At the other end of the polarity is meaningless rhetoric like ‘Make Guernsey great again’, or even perhaps the philosophical search for the centre of happiness. One person’s happiness is another human’s misery from introversion to extroversion, noise to peace, rock to traditional. Is this happiness of the Stepford Wives kind or of the more traditional Ken Dodd or Morecambe and Wise kind?
Some gourmet slow-food buffs might prefer a wide range of organic or vegan bistros, others, international branded American-style fast food with coleslaw. In any case, happiness is arguably easier to attain if your basic needs are already provided for and actualised by being modestly well-off or comfortable. So what vision is the island seeking apart from surviving and just being there? Beyond the obvious of simplicity, delivery, health and wellness?
A rustic old-fashioned community in aspic might work for somewhere like Lundy, or even Sark, but can’t pay our bills or keep a mobile population from migration. A highly regulated community might just as well turn Scandinavian socialist and lose the cutting edge of offshore prosperity. High arts is an attractive addition and focal point but needs something more of the common touch to add value to the brand. Much as I support some green ideas, the pushback from perhaps half the population as well as the diseconomies of insular scale require caution; whether it be windmills or a mass conversion to Amsterdam-style bike riding, albeit up some steep cliffs and hills.
I almost hate to admit this, but when one looks at other micro communities and mini states from Bermuda to Liechtenstein, from the apes of Gibraltar to Monte Carlo or bust, or, even more controversially, the Vatican City in some Da Vinci eyes – the small community survives by being canny and buccaneering, a pleasant place of refuge and solace for the global community out there, especially within the confusion of Brexit.

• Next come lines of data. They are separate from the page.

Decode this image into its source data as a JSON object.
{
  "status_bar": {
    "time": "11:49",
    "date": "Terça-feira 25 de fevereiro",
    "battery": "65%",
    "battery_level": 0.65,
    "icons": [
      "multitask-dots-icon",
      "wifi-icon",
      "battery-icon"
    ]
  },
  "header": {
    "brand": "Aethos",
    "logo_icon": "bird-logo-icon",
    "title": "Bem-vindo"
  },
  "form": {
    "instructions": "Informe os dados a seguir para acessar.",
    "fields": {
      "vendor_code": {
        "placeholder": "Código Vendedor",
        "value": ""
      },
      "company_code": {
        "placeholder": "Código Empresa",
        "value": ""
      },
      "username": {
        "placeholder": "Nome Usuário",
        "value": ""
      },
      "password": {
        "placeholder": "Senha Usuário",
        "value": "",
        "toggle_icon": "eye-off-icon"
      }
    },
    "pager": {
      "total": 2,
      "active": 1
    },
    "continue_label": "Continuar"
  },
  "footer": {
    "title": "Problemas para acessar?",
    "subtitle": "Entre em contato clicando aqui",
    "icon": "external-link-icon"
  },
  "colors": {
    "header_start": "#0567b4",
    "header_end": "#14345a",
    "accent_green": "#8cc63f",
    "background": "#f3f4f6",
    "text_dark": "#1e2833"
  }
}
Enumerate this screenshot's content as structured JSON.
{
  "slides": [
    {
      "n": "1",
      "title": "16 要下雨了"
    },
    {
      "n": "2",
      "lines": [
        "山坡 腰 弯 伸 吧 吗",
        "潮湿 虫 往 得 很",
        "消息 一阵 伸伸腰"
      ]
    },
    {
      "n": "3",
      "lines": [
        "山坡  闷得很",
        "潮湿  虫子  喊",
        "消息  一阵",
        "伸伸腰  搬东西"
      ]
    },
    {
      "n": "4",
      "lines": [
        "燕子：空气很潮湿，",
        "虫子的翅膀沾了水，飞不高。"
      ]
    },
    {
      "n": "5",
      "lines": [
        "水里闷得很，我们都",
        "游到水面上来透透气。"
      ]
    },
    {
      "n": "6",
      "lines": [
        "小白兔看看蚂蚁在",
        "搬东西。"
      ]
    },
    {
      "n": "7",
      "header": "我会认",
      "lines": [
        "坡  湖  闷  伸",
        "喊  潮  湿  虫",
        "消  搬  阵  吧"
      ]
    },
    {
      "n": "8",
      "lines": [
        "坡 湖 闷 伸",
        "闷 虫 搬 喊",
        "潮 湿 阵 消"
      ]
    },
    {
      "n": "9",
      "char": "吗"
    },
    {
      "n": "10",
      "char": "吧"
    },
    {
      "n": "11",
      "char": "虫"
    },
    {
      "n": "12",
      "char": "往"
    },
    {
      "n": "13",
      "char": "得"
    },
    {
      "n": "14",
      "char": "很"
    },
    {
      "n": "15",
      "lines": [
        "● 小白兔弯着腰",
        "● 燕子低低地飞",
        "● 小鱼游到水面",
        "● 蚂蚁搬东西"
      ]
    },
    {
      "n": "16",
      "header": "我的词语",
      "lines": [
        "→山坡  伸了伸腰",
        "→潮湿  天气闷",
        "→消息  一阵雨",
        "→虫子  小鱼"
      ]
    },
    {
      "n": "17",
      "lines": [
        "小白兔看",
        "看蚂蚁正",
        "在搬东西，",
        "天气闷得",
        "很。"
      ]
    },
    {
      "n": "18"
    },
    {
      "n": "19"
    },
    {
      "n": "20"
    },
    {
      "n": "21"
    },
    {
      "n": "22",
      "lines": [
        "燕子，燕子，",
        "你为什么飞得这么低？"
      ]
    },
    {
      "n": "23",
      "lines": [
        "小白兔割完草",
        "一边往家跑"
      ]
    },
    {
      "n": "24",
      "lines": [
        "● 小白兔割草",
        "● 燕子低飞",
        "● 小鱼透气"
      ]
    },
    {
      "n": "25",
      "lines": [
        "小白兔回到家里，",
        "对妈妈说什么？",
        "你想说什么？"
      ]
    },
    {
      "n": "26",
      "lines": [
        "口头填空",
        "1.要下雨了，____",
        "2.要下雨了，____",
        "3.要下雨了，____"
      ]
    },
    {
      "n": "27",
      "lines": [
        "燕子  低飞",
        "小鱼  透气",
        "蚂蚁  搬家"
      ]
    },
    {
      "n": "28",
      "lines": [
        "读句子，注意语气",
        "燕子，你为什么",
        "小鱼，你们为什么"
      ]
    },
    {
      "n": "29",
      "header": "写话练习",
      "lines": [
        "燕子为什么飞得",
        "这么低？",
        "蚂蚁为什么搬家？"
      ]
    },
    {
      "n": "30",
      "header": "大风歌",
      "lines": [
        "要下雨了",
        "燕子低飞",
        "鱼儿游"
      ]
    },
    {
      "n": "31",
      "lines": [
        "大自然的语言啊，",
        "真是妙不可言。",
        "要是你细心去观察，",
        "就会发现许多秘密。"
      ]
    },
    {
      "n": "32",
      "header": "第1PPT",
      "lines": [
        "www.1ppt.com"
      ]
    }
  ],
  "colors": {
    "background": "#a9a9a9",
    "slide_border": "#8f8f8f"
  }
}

What people want and need, or at least think they need and aspire towards, is lifestyle and comfort and leisure.
In a rich, succinct word, ‘luxury’.
We don’t need to have the pleasant but almost soporific vision of seeking out happiness. And the humanistic and worthy goals of equality, inclusivity, diversity are meaningful but should apply to every civilised community globally. They aren’t a unique selling point but a core base health-and-safety bedrock requirement. The rebranding that leading business organisations and visionaries such as Barrie Baxter, David Ummels, Stretch Kontelj and Martyn Dorey are seeking is the holy grail of delivering luxury.
Guernsey doesn’t have the luxury to waste time or engage in bitter Twitter wars, angry emails and misguided austerity drives.
We need to ensure the island embodies affluence and luxury, preferably for everybody. We need to seek the best, the highest quality, yes maybe Rolls Royce standards, and aspire towards a global level of first-class provision in specialist health, educational, arts and hospitality and indeed ecological habitat development and great architecture for planning. I want to see and nurture political leaders and a culture of leadership that has real 2020 vision and paints a better picture. A real goal and not just words that paper over the cracks like another Brexit compromise amendment.
We need that vision now with delivery, as setting our sights high has never been more important.